Wilmington Sav. Fund Soc'y, FSB v. MERS, (18-468) 4/21/2019

Equitable Priority of Void Satisfaction

Property owner purchased property in February 2009 with a loan from Acopia, LLC, secured by a deed of trust in favor of Mortgage Electronic Registration Systems ("MERS"), as nominee for Acopia. The owner subsequently defaulted on payments due under the terms of the note and deed of trust. The Homeowners Association, ("HOA") also filed a lien against the property for unpaid assessments. The property was sold at the HOA auction to an LLC that appears to be owned by the property owner ("LLC"). The HOA conveyed the property expressly "subject to any and all superior liens," by deed on 18 December 2015. Kondaur Capital Corporation ("Kondaur") acquired the note and deed of trust on 28 October 2015 through assignment recorded on 3 December 2015 from the holder. A purported satisfaction of the deed of trust was executed by a vice president of MERS, without any authority, and was recorded on 2 December 2015. LLC conveyed its interest in the property to the defendant by general warranty deed, recorded on 7 March 2016. The plaintiff acquired the note after litigation had commenced.

The trial court entered a consent judgment concerning MERS on 3 April 2017 holding that MERS no longer held any interest in the deed of trust at the time the purported satisfaction was executed, it was without authority to execute the satisfaction, and the satisfaction was void.
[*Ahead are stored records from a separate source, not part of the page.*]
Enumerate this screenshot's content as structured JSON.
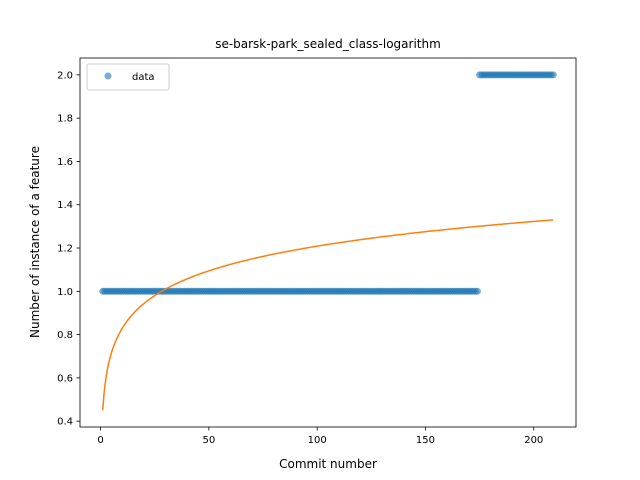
{
  "chart_data": {
    "type": "scatter",
    "title": "se-barsk-park_sealed_class-logarithm",
    "xlabel": "Commit number",
    "ylabel": "Number of instance of a feature",
    "xlim": [
      -9.5,
      219.5
    ],
    "ylim": [
      0.373,
      2.078
    ],
    "xticks": [
      0,
      50,
      100,
      150,
      200
    ],
    "yticks": [
      0.4,
      0.6,
      0.8,
      1.0,
      1.2,
      1.4,
      1.6,
      1.8,
      2.0
    ],
    "ytick_labels": [
      "0.4",
      "0.6",
      "0.8",
      "1.0",
      "1.2",
      "1.4",
      "1.6",
      "1.8",
      "2.0"
    ],
    "grid": false,
    "legend": {
      "position": "top-left",
      "entries": [
        "data"
      ]
    },
    "series": [
      {
        "name": "data",
        "kind": "scatter",
        "color": "#1f77b4",
        "segments": [
          {
            "x_start": 1,
            "x_end": 174,
            "y": 1.0
          },
          {
            "x_start": 175,
            "x_end": 209,
            "y": 2.0
          }
        ]
      },
      {
        "kind": "line",
        "color": "#ff7f0e",
        "fit": "logarithmic",
        "x_range": [
          1,
          209
        ],
        "y_range": [
          0.45,
          1.33
        ]
      }
    ]
  }
}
The opinion does not tell us whether the defendant consented to the judgment.

The opinion addresses several issues of interest to litigation specialists but we will only treat the issue we believe to be of greatest importance to property practitioners. This opinion rests on

An equitable exception to the protection provided in a pure race priority recordation jurisdiction. In North Carolina, the defendant, if a bona fide purchaser for value (the opinion used innocent), would be able to rely upon an examination of the Public Registry, which included a satisfaction of the note, recorded on 2 December 2015. The equitable exception that exists to this general rule is stated in Union Cent. Life Ins. Co. v. Cates, 193 N.C. 456, (1927):

As between a mortgagee, whose mortgage has been discharged of record solely through  the act of a third person, whose act was unauthorized by the mortgagee, and for which he is in no way responsible, and a person who has been induced by such cancellation to  believe that he mortgage has been canceled in good faith, and has dealt with the property by purchasing the title, or accepting a mortgage thereon as security for a loan, the equities are balanced, and the lien of the prior mortgage, being first in order of time, is superior.
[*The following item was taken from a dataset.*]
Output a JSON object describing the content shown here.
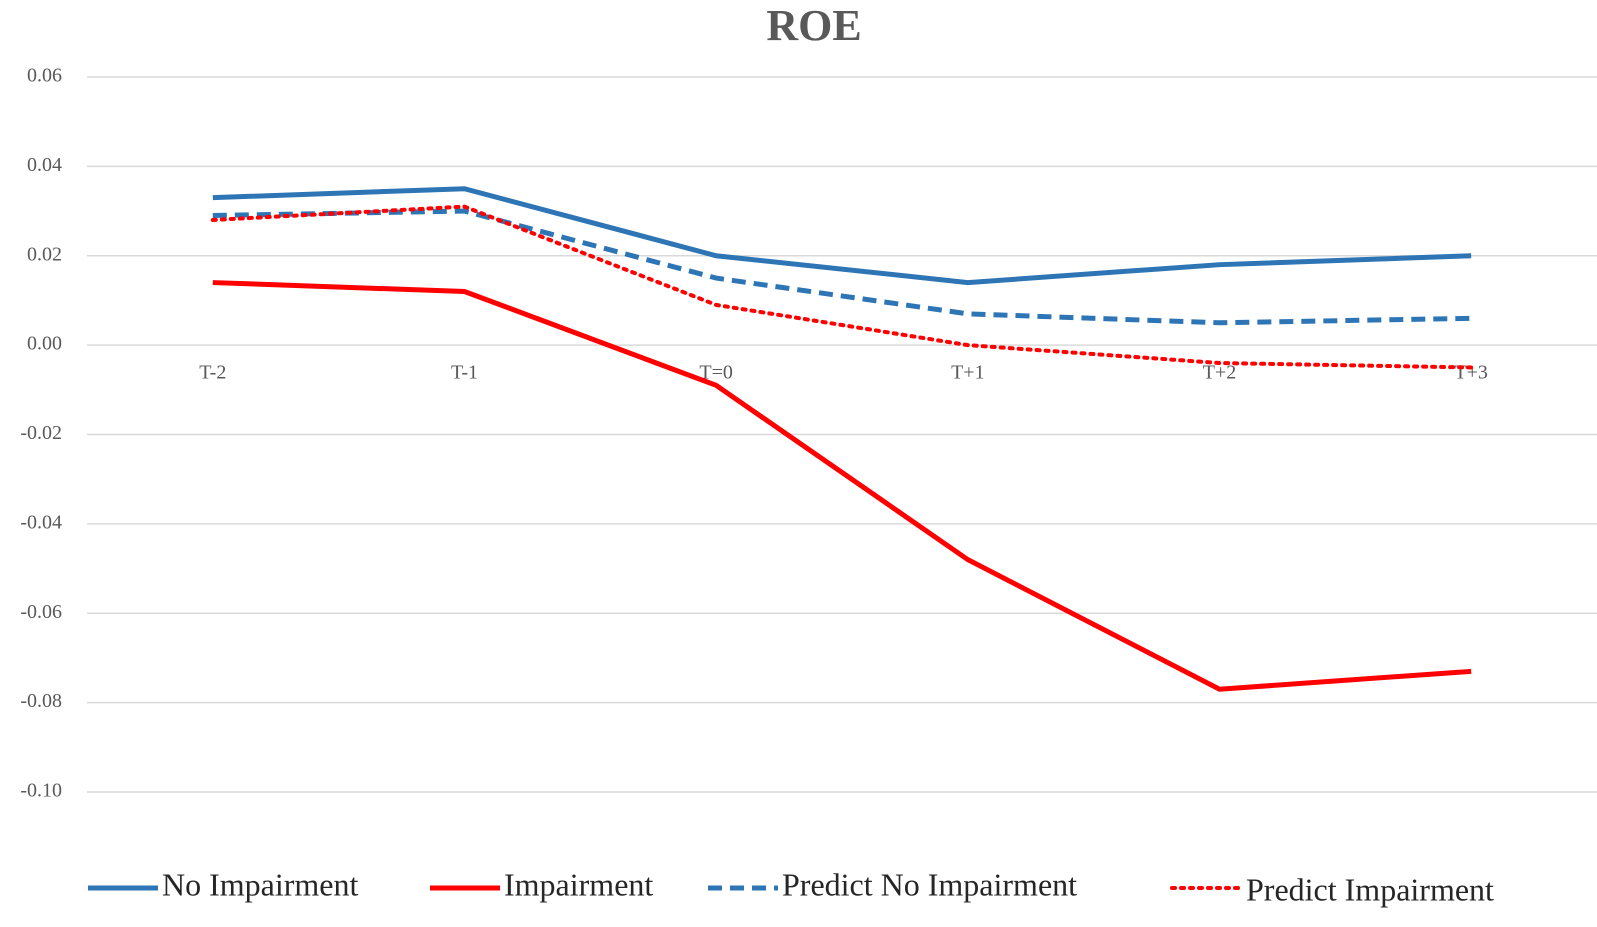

The defendant argued that this equitable exception only applies to true, innocent victims.  The opinion notes that the trial court appears to have concluded, that the plaintiff, by acquiring the note with notice of the pending litigation asserting priority, cannot claim to be an innocent victim of the void satisfaction. The Court of Appeals observed that: "Our Supreme Court long ago established "the assignee stands absolutely in the place of his assignor [.]" Smith v. Brittain, 38 N.C. 347, 354 (1844). Further, 'if an innocent purchaser conveys to one who has notice, the latter is protected by the former's want of notice and takes free of the equities.' Morehead v. Harris, 262 N.C. 330, 342, 137 S.E.2d 174, 185 (1964)."

Finding that the balancing of the equities favored the lender as a matter of law, the Court of Appeals reversed the trial court and remanded for summary judgment in favor of the Lender. Of course this raises the specter to title examiners of a supposed cancelled deed of trust being resurrected in a zombie apocalypse post closing. While not implying that any mortgage fraud existed in this case, one red flag is raised whenever a mortgage is prematurely paid off without refinance or sale. While it happens, it happens so rarely that the title examiner would be well advised to verify that the satisfaction was proper.